Cluster Upgrades: Orchestrating the Version Transition
Upgrading a production Kubernetes cluster is a high-availability exercise. It requires a precise sequence of operations to ensure the Control Plane remains consistent while the Data Plane (worker nodes) is cycled without violating application Service Level Objectives (SLOs).
1. THE ARCHITECTURE OF VERSIONING
Kubernetes adheres to strict Semantic Versioning (SemVer): v[Major].[Minor].[Patch].
1.1 Support Lifecycle (N-2)
Kubernetes officially supports the three most recent minor versions.
- Example: When
v1.33is released,v1.30drops out of support and no longer receives security patches. - Bible Rule: Never skip a minor version (e.g.,
1.31 -> 1.33). This bypasses critical API migrations and database schema updates inetcd.
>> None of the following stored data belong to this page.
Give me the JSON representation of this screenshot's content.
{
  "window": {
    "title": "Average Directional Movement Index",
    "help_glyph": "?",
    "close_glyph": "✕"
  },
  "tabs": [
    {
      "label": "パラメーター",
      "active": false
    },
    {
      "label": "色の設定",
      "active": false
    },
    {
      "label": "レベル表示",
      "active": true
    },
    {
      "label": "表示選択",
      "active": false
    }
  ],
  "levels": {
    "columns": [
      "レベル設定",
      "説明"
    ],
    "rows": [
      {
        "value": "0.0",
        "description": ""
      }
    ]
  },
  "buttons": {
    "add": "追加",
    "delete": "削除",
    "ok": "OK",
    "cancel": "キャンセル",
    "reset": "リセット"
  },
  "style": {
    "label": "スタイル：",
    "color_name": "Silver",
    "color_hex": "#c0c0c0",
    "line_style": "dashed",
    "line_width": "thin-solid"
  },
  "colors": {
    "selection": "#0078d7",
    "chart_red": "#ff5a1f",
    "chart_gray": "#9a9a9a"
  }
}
1.2 Version Skew Policy (The Safety Matrix)
The Kube-API Server is the "Source of Truth." All other components must revolve around its version.
| Component | Max Skew | Logic |
|---|---|---|
| API Server | X (Anchor) | Must be upgraded first. No other component can be newer than this. |
| KCM / Scheduler | X - 1 | Must match API server or be 1 minor version older. |
| Kubelet | X - 2 | Can be up to 2 minor versions older. This allows workers to run while CP is upgraded. |
| Kubectl | X +/- 1 | Supported within one minor version difference. |
2. PRE-UPGRADE RECONNAISSANCE
Before initiating the binary swap, an architect must ensure the state is recoverable.
- Etcd Snapshot:
kubeadmdoes not backup etcd for you.ETCDCTL_API=3 etcdctl snapshot save /tmp/pre-upgrade.db \
--cacert=/etc/kubernetes/pki/etcd/ca.crt \
--cert=/etc/kubernetes/pki/etcd/server.crt \
--key=/etc/kubernetes/pki/etcd/server.key - Manifest Backup:
cp -r /etc/kubernetes/ ~/k8s-backup/. - Addon Compatibility: Verify that your CNI (Calico/Cilium) and CSI drivers support the target version by checking their respective support matrices.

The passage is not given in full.